Much of the media
noise about the outrageous anti-circumcision decision, recently handed down by
a Cologne court, has focused on its impact on German Jews and Muslims –
naturally enough since those are the groups most immediately and directly
affected.
At a recent
conference on the subject in Berlin, Pinchas Goldschmidt labeled
the ruling a "frontal attack on Jewish life in Europe." And so indeed
it inevitably is. He went on, however, to make the larger point that this is
"part of a trend of mounting intolerance against
religious practices in Europe."
This secularist
hostility has found legal expression in the ideology of individual rights, for
centuries now the long-standing rival of more traditional notions of human
beings as social, communal creatures, who need - and can truly thrive only - in
social and communal relationships. An ideology of individual rights that
rejects such a social and communitarian understanding of human existence posits
purely isolated autonomous individuals. These individuals may, of course, elect
to enter into relationships of various sorts by their own free choice; but they
remain ultimately individuals – their individual autonomy, their freedom from
social and communal bonds being “protected” by the all-powerful liberal State.

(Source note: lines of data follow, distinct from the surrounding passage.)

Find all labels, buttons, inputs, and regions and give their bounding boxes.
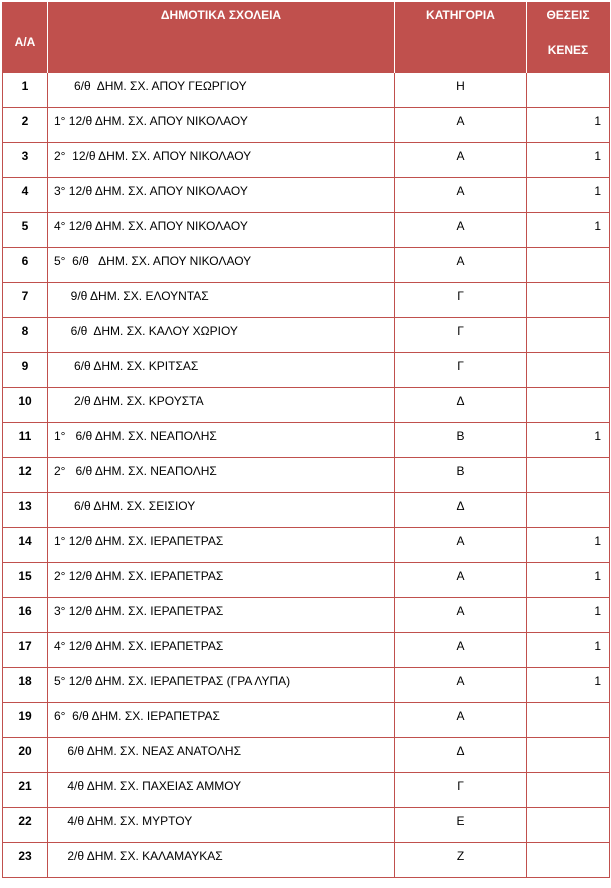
vacancies-cell <box>527 808 610 843</box>
category-cell: Α <box>395 668 527 703</box>
vacancies-cell <box>527 388 610 423</box>
school-name-cell: 3° 12/θ ΔΗΜ. ΣΧ. ΑΠΟΥ ΝΙΚΟΛΑΟΥ <box>48 178 395 213</box>
school-name-cell: 6° 6/θ ΔΗΜ. ΣΧ. ΙΕΡΑΠΕΤΡΑΣ <box>48 703 395 738</box>
category-cell: Δ <box>395 493 527 528</box>
header-school-label: ΔΗΜΟΤΙΚΑ ΣΧΟΛΕΙΑ <box>160 8 282 22</box>
row-number-cell: 2 <box>3 108 48 143</box>
school-name-cell: 6/θ ΔΗΜ. ΣΧ. ΣΕΙΣΙΟΥ <box>48 493 395 528</box>
vacancies-cell: 1 <box>527 213 610 248</box>
school-name-cell: 1° 6/θ ΔΗΜ. ΣΧ. ΝΕΑΠΟΛΗΣ <box>48 423 395 458</box>
table-row <box>3 353 610 388</box>
category-cell: Α <box>395 248 527 283</box>
school-name-cell: 6/θ ΔΗΜ. ΣΧ. ΝΕΑΣ ΑΝΑΤΟΛΗΣ <box>48 738 395 773</box>
table-row <box>3 493 610 528</box>
header-num <box>3 2 48 73</box>
category-cell: Α <box>395 563 527 598</box>
school-name-cell: 2/θ ΔΗΜ. ΣΧ. ΚΡΟΥΣΤΑ <box>48 388 395 423</box>
row-number-cell: 13 <box>3 493 48 528</box>
school-name-cell: 2° 12/θ ΔΗΜ. ΣΧ. ΙΕΡΑΠΕΤΡΑΣ <box>48 563 395 598</box>
row-number-cell: 17 <box>3 633 48 668</box>
row-number-cell: 12 <box>3 458 48 493</box>
table-row <box>3 773 610 808</box>
row-number-cell: 8 <box>3 318 48 353</box>
vacancies-cell: 1 <box>527 423 610 458</box>
table-row <box>3 213 610 248</box>
row-number-cell: 10 <box>3 388 48 423</box>
row-number-cell: 7 <box>3 283 48 318</box>
table-row <box>3 318 610 353</box>
row-number-cell: 1 <box>3 73 48 108</box>
school-name-cell: 4° 12/θ ΔΗΜ. ΣΧ. ΙΕΡΑΠΕΤΡΑΣ <box>48 633 395 668</box>
category-cell: Δ <box>395 388 527 423</box>
vacancies-cell: 1 <box>527 108 610 143</box>
category-cell: Α <box>395 528 527 563</box>
vacancies-cell <box>527 458 610 493</box>
table-row <box>3 423 610 458</box>
category-cell: Β <box>395 458 527 493</box>
vacancies-cell <box>527 248 610 283</box>
table-row <box>3 108 610 143</box>
vacancies-cell: 1 <box>527 143 610 178</box>
row-number-cell: 15 <box>3 563 48 598</box>
vacancies-cell: 1 <box>527 598 610 633</box>
table-row <box>3 843 610 878</box>
vacancies-cell: 1 <box>527 633 610 668</box>
vacancies-cell <box>527 283 610 318</box>
category-cell: Γ <box>395 353 527 388</box>
school-name-cell: 1° 12/θ ΔΗΜ. ΣΧ. ΑΠΟΥ ΝΙΚΟΛΑΟΥ <box>48 108 395 143</box>
table-body <box>3 73 610 878</box>
vacancies-cell <box>527 493 610 528</box>
school-name-cell: 5° 6/θ ΔΗΜ. ΣΧ. ΑΠΟΥ ΝΙΚΟΛΑΟΥ <box>48 248 395 283</box>
school-name-cell: 6/θ ΔΗΜ. ΣΧ. ΚΑΛΟΥ ΧΩΡΙΟΥ <box>48 318 395 353</box>
row-number-cell: 14 <box>3 528 48 563</box>
row-number-cell: 3 <box>3 143 48 178</box>
school-name-cell: 1° 12/θ ΔΗΜ. ΣΧ. ΙΕΡΑΠΕΤΡΑΣ <box>48 528 395 563</box>
table-row <box>3 178 610 213</box>
category-cell: Ζ <box>395 843 527 878</box>
row-number-cell: 6 <box>3 248 48 283</box>
table-row <box>3 248 610 283</box>
header-num-label: Α/Α <box>14 35 36 49</box>
table-row <box>3 283 610 318</box>
school-name-cell: 4/θ ΔΗΜ. ΣΧ. ΜΥΡΤΟΥ <box>48 808 395 843</box>
table-row <box>3 458 610 493</box>
school-name-cell: 4° 12/θ ΔΗΜ. ΣΧ. ΑΠΟΥ ΝΙΚΟΛΑΟΥ <box>48 213 395 248</box>
header-school <box>48 2 395 73</box>
row-number-cell: 16 <box>3 598 48 633</box>
school-name-cell: 5° 12/θ ΔΗΜ. ΣΧ. ΙΕΡΑΠΕΤΡΑΣ (ΓΡΑ ΛΥΠΑ) <box>48 668 395 703</box>
school-name-cell: 6/θ ΔΗΜ. ΣΧ. ΚΡΙΤΣΑΣ <box>48 353 395 388</box>
row-number-cell: 21 <box>3 773 48 808</box>
vacancies-cell <box>527 353 610 388</box>
header-row <box>3 2 610 73</box>
header-vacancies-line2: ΚΕΝΕΣ <box>547 43 589 57</box>
table-row <box>3 633 610 668</box>
table-header <box>3 2 610 73</box>
vacancies-cell: 1 <box>527 528 610 563</box>
school-name-cell: 2/θ ΔΗΜ. ΣΧ. ΚΑΛΑΜΑΥΚΑΣ <box>48 843 395 878</box>
category-cell: Γ <box>395 318 527 353</box>
vacancies-cell: 1 <box>527 668 610 703</box>
table-row <box>3 598 610 633</box>
table-row <box>3 668 610 703</box>
table-row <box>3 703 610 738</box>
vacancies-cell <box>527 318 610 353</box>
vacancies-cell <box>527 773 610 808</box>
category-cell: Α <box>395 213 527 248</box>
schools-table <box>2 2 610 878</box>
table-row <box>3 528 610 563</box>
category-cell: Α <box>395 143 527 178</box>
category-cell: Α <box>395 178 527 213</box>
header-category-label: ΚΑΤΗΓΟΡΙΑ <box>426 8 495 22</box>
school-name-cell: 6/θ ΔΗΜ. ΣΧ. ΑΠΟΥ ΓΕΩΡΓΙΟΥ <box>48 73 395 108</box>
category-cell: Η <box>395 73 527 108</box>
category-cell: Α <box>395 633 527 668</box>
school-name-cell: 4/θ ΔΗΜ. ΣΧ. ΠΑΧΕΙΑΣ ΑΜΜΟΥ <box>48 773 395 808</box>
vacancies-cell <box>527 73 610 108</box>
category-cell: Γ <box>395 283 527 318</box>
table-row <box>3 738 610 773</box>
category-cell: Γ <box>395 773 527 808</box>
row-number-cell: 5 <box>3 213 48 248</box>
row-number-cell: 19 <box>3 703 48 738</box>
category-cell: Δ <box>395 738 527 773</box>
vacancies-cell <box>527 738 610 773</box>
vacancies-cell <box>527 703 610 738</box>
school-name-cell: 2° 6/θ ΔΗΜ. ΣΧ. ΝΕΑΠΟΛΗΣ <box>48 458 395 493</box>
school-name-cell: 3° 12/θ ΔΗΜ. ΣΧ. ΙΕΡΑΠΕΤΡΑΣ <box>48 598 395 633</box>
school-name-cell: 2° 12/θ ΔΗΜ. ΣΧ. ΑΠΟΥ ΝΙΚΟΛΑΟΥ <box>48 143 395 178</box>
table-row <box>3 563 610 598</box>
vacancies-cell: 1 <box>527 178 610 213</box>
table-row <box>3 73 610 108</box>
category-cell: Α <box>395 598 527 633</box>
vacancies-cell <box>527 843 610 878</box>
header-vacancies <box>527 2 610 73</box>
category-cell: Α <box>395 108 527 143</box>
row-number-cell: 23 <box>3 843 48 878</box>
table-row <box>3 808 610 843</box>
category-cell: Ε <box>395 808 527 843</box>
header-category <box>395 2 527 73</box>
header-vacancies-line1: ΘΕΣΕΙΣ <box>546 8 590 22</box>
row-number-cell: 9 <box>3 353 48 388</box>
school-name-cell: 9/θ ΔΗΜ. ΣΧ. ΕΛΟΥΝΤΑΣ <box>48 283 395 318</box>
row-number-cell: 20 <box>3 738 48 773</box>
table-row <box>3 143 610 178</box>
category-cell: Β <box>395 423 527 458</box>
table-row <box>3 388 610 423</box>
row-number-cell: 11 <box>3 423 48 458</box>
vacancies-cell: 1 <box>527 563 610 598</box>
row-number-cell: 18 <box>3 668 48 703</box>
row-number-cell: 22 <box>3 808 48 843</box>
category-cell: Α <box>395 703 527 738</box>
row-number-cell: 4 <box>3 178 48 213</box>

For the inevitable corollary of a world which can comprehend only individuals
is the devaluing of all traditional social institutions and communal bonds
(beginning with the family), thus stripping public life of the vast network of
“mediating” structures which have traditionally occupied much of our social
space – the space between the individual and the State.
That
is why the unfortunate controversy created recently in the U.S. by the
Administration’s contraception mandate matters so much. If this particular exercise
in left-wing social engineering succeeds, then religiously motivated
organizations of all sorts - religiously sponsored schools, adoption agencies,
nursing homes, hospitals, psychological counseling centers, immigrant services,
etc., - may eventually find themselves with no morally acceptable alternative
but to shut down. That would definitely deprive many of our most vulnerable
fellow citizens of material services that benefit them – and by extension
benefit the entire society. In doing so it would, of course, also make the
State that much more powerful - but society that much weaker.
So
these issues go beyond such immediate topical flashpoints as contraception or
circumcision. And their long-term effect extends beyond the particular
religious groups immediately impacted. The point is not that the State should
be weak, but that it should not be absolute, and that other entities - natural communities
(e.g., the family) and social relationships and communitarian networks (e.g.,
religious communities) - should flourish.
One
small step towards sanity in this matter would be to practice a consistent
commitment in public policy to what we (and many other nations) all signed on
to, way back in 1948 - in the United Nations Universal Declaration of Human
Rights: “Everyone has the right to
freedom of thought, conscience and religion; this right includes freedom to
change his religion or belief, and freedom, either alone or in community with
others and in public or private, to manifest his religion or belief in
teaching, practice, worship and observance.”